Cultura

Julian Zhara, è nato un poeta

La nascita di un poeta commuove sempre. La sua investitura ufficiale, piuttosto. Julian Zhara, giovane poeta destinatario della lingua degli antenati, nato a Durazzo. Con il suo Vera deve morire, per Interlinea, nella collana curata da Franco Buffoni, si guadagna il merito di rompere la metrica, l’assedio dell’endecasillabo, il confine rigido dove il suo idioma, l’albanese – della memoria e dell’inconscio – incontra  la lingua della nuova vita, del letterato veneziano, della quotidianità, del nuovo tempo.

Le sue intuizioni sono bilingue, folgoranti, impregnate di nostalgia. Così è in questo evocativo e tragico “Vera deve morire”, dove si consuma l’amore nell’impossibilità di realizzarlo, il soggetto terzo, tra due corpi che rifuggono o rifulgono. Il poema si suddivide in quadri, che Julian chiama canti. Noi dovremmo vedere Vera, la sua bocca agitare sillabe, muoversi in differita, sparire come nei sogni, in dissolvenza, come in certi film, il frame sbagliato. Julian realizza il suo cortometraggio utilizzando il verso libero, ispirato ai grandi cineasta, come Wong Kar Wai (in The mood for love, nda).

La poesia contemporanea non ha un’etichetta, è anarchica,  Julian lo sperimenta, suggestionato dal potere della tradizione orale, dalla contaminazione musicale, da quel che definisce “spoken music”. La musica. La musica la conserva nel suo verso severo in tutta la sua memoria e insieme libero. La memoria del verso spesso balbetta, affiora tentennando, ossequiosa, dolente, discreta, la lingua della sua terra. L’Albania. “L’albanesità” di Julian lo rende estraneo al già sentito. Sarà che la sua figura di bambino sopra un covone di fieno ci compenetra oltremodo, nell’aria il tumulto e il sentore della polvere da sparo. Il suo sguardo lanciato oltre le colline. Ci par di udire il sibilo di un kalashnikov.
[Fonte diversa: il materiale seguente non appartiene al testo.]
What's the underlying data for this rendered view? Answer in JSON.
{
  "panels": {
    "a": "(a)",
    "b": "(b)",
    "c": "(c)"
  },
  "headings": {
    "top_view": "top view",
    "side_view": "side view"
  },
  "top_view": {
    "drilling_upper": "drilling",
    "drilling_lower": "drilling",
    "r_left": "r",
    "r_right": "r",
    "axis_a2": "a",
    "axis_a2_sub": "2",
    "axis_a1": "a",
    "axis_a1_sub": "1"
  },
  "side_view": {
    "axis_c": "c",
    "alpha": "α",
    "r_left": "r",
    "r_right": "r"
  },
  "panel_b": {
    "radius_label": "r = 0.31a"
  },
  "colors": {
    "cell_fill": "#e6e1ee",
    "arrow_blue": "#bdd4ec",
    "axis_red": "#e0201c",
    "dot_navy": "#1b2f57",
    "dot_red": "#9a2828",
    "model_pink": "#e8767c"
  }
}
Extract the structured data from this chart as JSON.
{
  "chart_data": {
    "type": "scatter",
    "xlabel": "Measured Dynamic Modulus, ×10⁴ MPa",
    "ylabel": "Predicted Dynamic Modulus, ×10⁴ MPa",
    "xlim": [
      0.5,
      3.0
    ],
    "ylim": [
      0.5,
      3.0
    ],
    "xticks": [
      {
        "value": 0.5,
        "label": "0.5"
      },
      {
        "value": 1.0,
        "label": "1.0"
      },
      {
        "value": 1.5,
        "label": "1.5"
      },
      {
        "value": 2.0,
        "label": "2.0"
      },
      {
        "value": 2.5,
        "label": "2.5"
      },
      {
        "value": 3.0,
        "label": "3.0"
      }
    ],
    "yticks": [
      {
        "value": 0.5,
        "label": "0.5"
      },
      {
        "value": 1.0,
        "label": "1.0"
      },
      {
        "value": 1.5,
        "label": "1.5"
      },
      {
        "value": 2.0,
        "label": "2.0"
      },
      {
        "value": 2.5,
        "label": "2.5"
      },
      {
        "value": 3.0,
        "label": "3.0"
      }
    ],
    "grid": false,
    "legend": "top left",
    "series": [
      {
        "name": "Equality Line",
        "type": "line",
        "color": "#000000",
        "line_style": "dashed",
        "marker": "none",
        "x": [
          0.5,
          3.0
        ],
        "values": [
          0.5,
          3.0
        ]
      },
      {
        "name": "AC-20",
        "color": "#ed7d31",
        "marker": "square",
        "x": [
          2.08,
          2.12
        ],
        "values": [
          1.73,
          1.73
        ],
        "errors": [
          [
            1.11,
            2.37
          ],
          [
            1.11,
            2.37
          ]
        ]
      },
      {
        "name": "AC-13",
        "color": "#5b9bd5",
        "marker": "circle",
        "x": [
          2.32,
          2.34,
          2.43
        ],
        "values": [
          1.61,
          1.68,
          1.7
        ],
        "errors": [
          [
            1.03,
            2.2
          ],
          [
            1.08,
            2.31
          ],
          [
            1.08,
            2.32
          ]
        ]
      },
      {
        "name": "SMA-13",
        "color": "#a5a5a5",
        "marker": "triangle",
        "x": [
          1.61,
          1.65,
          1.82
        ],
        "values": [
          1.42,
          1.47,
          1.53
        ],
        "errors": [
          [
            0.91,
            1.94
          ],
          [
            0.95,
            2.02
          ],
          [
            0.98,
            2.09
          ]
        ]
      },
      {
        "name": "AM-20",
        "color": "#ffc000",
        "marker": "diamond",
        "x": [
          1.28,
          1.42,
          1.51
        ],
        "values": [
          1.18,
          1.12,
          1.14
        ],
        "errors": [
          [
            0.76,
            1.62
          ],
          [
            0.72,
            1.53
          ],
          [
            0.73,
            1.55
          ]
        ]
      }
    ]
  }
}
Siamo fatti dei luoghi da cui fuggiamo. Noi dovremmo sorprendere Vera, l’oggetto dell’amore. E invece vediamo Julian. La sua nostalgia, le sue “pupille spossate” dove finiscono le cose.  “(…) dove finiscono palpebre le cose si addensano/(…)e tutte le cose si annidano dentro le palpebre, giusto per prendere fiato e ridare agli occhi il tempo di estrarre la scorza dai nomi/”. L’amore è il mood ossessivo. L’amore è la considerazione dell’assenza. Non c’è una sola ossessione da coltivare. Julian scrive: “Vera, un racconto del maudit Villiers de L’Isle Adam, che mi ossessiona dall’adolescenza”.

Eppure ogni volta, ad ogni verso, torniamo al medesimo vuoto, lo spazio non occupato, la memoria in tensione, il luogo da cui fugge il poeta, le sue pupille spossate, gettate oltre la collina o su un campo veneziano, su una tratta ferroviaria, la fronte sul vetro sporco, i capannoni industriali, la nuova vita. La lingua dei nonni che sale simile all’onda tumultuosa e indefinibile che si perde nei sogni fino a diventare incubo.

C’è abbastanza per dire e confermare la nascita di un poeta, che ci commuove sempre.